Treasure Data incident
[US region] Ingest API - Performance Degradation
Treasure Data experienced a minor incident on April 21, 2025 affecting Streaming Import REST API, lasting 1d 19h. The incident has been resolved; the full update timeline is below.
Affected components
Update timeline
- investigating Apr 21, 2025, 04:10 PM UTC
Our Ingest API is experiencing a performance issue. We are investigating the cause.
- investigating Apr 21, 2025, 04:25 PM UTC
We are continuing to investigate this issue.
- identified Apr 21, 2025, 04:40 PM UTC
We have applied a fix and are observing it. We have identified a window between Thursday 3AM UTC and 11AM Monday UTC where data was not being processed. We have implemented a remediation and new incoming data is not impacted. We are actively working to resume sending of this data, which will arrive out of order along with new incoming data.
- identified Apr 21, 2025, 05:43 PM UTC
We are now attempting to restore the pipeline from a timestamp rather than a checkpoint.
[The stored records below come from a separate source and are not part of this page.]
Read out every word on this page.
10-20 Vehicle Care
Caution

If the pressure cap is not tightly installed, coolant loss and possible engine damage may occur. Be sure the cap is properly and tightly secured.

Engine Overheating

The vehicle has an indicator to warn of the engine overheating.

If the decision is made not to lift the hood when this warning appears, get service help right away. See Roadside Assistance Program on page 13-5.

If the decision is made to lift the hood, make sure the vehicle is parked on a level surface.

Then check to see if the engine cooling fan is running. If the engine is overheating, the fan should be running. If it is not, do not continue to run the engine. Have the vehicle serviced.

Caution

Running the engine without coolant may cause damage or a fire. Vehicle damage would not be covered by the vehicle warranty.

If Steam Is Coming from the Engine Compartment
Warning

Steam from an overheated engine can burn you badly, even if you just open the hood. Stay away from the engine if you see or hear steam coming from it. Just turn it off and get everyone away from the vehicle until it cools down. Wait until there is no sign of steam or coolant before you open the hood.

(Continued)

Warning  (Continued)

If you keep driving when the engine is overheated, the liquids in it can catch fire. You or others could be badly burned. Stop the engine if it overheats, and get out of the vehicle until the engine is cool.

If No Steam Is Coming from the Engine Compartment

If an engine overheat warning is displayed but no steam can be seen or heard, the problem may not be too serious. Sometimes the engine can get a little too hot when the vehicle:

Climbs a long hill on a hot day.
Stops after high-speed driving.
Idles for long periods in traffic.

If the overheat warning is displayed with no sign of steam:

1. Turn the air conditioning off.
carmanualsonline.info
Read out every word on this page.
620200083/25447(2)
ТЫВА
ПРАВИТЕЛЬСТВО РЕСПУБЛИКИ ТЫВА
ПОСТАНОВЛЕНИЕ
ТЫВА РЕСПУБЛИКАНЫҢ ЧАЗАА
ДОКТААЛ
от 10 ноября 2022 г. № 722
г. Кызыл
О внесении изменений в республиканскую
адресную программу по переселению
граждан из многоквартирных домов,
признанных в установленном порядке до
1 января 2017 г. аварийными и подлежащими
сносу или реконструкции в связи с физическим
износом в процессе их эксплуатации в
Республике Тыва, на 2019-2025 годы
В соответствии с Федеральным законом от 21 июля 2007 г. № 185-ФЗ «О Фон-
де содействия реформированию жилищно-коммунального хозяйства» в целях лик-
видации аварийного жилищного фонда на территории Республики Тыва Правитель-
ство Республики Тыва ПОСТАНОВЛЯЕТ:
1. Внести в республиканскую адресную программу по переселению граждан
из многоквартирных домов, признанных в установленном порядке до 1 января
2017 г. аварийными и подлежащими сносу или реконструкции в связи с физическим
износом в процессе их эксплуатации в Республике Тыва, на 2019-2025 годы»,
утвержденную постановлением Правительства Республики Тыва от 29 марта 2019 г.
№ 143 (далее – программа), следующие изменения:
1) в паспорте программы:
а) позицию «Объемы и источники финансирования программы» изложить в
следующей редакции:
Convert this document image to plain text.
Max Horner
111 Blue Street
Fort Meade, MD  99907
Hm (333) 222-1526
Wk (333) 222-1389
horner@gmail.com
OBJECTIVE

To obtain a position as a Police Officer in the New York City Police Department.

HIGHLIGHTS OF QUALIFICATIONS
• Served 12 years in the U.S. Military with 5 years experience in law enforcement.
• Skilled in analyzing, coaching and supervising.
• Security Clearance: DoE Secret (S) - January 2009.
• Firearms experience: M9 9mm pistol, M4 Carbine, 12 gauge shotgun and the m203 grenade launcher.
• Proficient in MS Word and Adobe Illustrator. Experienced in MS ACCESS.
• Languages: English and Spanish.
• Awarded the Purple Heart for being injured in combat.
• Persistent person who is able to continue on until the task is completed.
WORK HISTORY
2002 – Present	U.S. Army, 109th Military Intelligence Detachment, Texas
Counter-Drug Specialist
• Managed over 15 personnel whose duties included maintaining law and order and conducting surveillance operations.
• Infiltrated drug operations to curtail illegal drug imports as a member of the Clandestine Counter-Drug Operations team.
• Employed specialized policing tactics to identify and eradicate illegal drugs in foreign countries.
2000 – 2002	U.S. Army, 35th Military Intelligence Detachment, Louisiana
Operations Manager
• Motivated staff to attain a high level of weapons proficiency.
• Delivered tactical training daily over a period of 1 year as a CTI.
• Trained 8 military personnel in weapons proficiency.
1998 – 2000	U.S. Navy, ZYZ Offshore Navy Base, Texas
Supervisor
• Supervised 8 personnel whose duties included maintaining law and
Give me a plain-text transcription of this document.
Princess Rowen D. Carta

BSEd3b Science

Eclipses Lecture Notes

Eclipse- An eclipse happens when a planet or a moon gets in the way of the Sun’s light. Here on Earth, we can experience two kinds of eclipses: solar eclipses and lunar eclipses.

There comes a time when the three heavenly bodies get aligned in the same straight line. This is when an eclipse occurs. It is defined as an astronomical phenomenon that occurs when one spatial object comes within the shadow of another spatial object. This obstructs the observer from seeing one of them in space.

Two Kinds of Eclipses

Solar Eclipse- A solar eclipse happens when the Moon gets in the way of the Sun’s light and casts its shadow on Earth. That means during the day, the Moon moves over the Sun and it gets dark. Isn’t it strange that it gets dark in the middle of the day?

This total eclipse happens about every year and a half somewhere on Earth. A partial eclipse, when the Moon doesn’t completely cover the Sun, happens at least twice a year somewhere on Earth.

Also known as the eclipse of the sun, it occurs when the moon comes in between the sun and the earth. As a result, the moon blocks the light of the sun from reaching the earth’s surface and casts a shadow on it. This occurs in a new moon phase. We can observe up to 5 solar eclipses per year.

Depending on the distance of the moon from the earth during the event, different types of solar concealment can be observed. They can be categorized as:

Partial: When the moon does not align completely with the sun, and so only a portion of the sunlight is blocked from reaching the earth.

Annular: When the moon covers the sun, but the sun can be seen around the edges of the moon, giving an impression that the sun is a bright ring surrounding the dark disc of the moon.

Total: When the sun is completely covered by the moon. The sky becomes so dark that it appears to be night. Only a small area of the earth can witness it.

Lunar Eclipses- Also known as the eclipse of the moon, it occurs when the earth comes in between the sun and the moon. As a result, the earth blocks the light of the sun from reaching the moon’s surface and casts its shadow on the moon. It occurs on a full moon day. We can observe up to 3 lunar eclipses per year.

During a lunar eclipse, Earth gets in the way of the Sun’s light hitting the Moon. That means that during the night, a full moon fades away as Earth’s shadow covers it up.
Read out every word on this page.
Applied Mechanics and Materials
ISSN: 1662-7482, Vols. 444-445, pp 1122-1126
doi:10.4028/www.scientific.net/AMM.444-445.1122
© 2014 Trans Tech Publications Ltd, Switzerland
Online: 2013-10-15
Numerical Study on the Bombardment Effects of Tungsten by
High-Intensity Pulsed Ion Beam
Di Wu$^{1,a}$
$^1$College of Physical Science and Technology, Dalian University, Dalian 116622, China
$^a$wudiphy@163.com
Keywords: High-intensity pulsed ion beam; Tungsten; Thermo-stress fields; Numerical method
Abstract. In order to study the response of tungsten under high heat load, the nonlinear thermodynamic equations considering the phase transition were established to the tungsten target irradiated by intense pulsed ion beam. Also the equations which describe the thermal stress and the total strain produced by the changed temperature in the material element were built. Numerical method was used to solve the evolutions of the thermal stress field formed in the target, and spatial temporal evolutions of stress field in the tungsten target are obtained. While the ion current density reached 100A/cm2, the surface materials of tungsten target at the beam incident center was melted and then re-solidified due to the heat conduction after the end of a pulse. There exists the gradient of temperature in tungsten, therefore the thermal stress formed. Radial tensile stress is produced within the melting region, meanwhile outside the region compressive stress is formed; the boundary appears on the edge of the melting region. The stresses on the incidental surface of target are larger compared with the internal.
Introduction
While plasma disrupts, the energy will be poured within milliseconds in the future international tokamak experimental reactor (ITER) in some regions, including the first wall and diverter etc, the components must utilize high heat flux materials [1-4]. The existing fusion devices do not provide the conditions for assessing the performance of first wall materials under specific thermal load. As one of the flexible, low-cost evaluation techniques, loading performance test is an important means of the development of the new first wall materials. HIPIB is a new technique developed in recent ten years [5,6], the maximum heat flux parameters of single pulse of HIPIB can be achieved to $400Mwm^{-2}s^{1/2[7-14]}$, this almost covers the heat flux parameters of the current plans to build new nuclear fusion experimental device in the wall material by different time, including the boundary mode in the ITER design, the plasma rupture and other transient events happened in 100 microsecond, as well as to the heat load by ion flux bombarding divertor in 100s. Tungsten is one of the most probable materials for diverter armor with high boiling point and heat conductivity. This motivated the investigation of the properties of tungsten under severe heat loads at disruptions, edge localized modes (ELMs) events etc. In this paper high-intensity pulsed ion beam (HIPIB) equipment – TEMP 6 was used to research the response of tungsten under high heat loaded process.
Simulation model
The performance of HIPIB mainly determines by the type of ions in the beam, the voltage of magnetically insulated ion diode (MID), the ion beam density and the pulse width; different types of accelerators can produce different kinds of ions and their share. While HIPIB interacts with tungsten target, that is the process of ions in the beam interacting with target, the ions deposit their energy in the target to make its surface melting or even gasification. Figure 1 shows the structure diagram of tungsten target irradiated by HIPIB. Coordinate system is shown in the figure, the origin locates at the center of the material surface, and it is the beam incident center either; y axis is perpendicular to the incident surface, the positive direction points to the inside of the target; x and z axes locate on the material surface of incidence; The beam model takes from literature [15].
There is no risk of user data loss. Downstream systems may observe duplicate events from the affected time window, and this will be limited in scope.
- monitoring Apr 21, 2025, 06:59 PM UTC
We have rolled out a fix and are observing our backlog recovering at a safe rate. We are currently processing a backlog of historical data, which is progressing at a controlled rate. Estimated time to a full recover of all data is approximately 32 hours, and we will be monitoring and provide updates through this process.
- monitoring Apr 22, 2025, 10:15 AM UTC
We have been monitoring the situation for the past 6 hours. At this time, we are unable to provide an updated estimate for full recovery. We are continuing to monitor closely and are also exploring additional measures to improve recovery performance. We will share another update in approximately 6 hours or sooner if there is any significant development. We apologize for the inconvenience.
- monitoring Apr 22, 2025, 04:39 PM UTC
Recovery is proceeding and we are continuing to closely monitor the progress. We will have another update in six hours.
- monitoring Apr 23, 2025, 12:44 AM UTC
We are continuing to run our recovery operation, and it is progressing. We are monitoring closely and will update in six hours.
- resolved Apr 23, 2025, 11:30 AM UTC
We have continued our recovery efforts. While the issue has not been fully resolved, the impact is now limited. We are directly contacting affected customers and will continue to provide updates as needed. As this issue is now affecting only a limited number of customers, we are closing this status page. We sincerely apologize for the inconvenience this has caused and appreciate your understanding as we continue to support those still impacted. Thank you for your patience and understanding.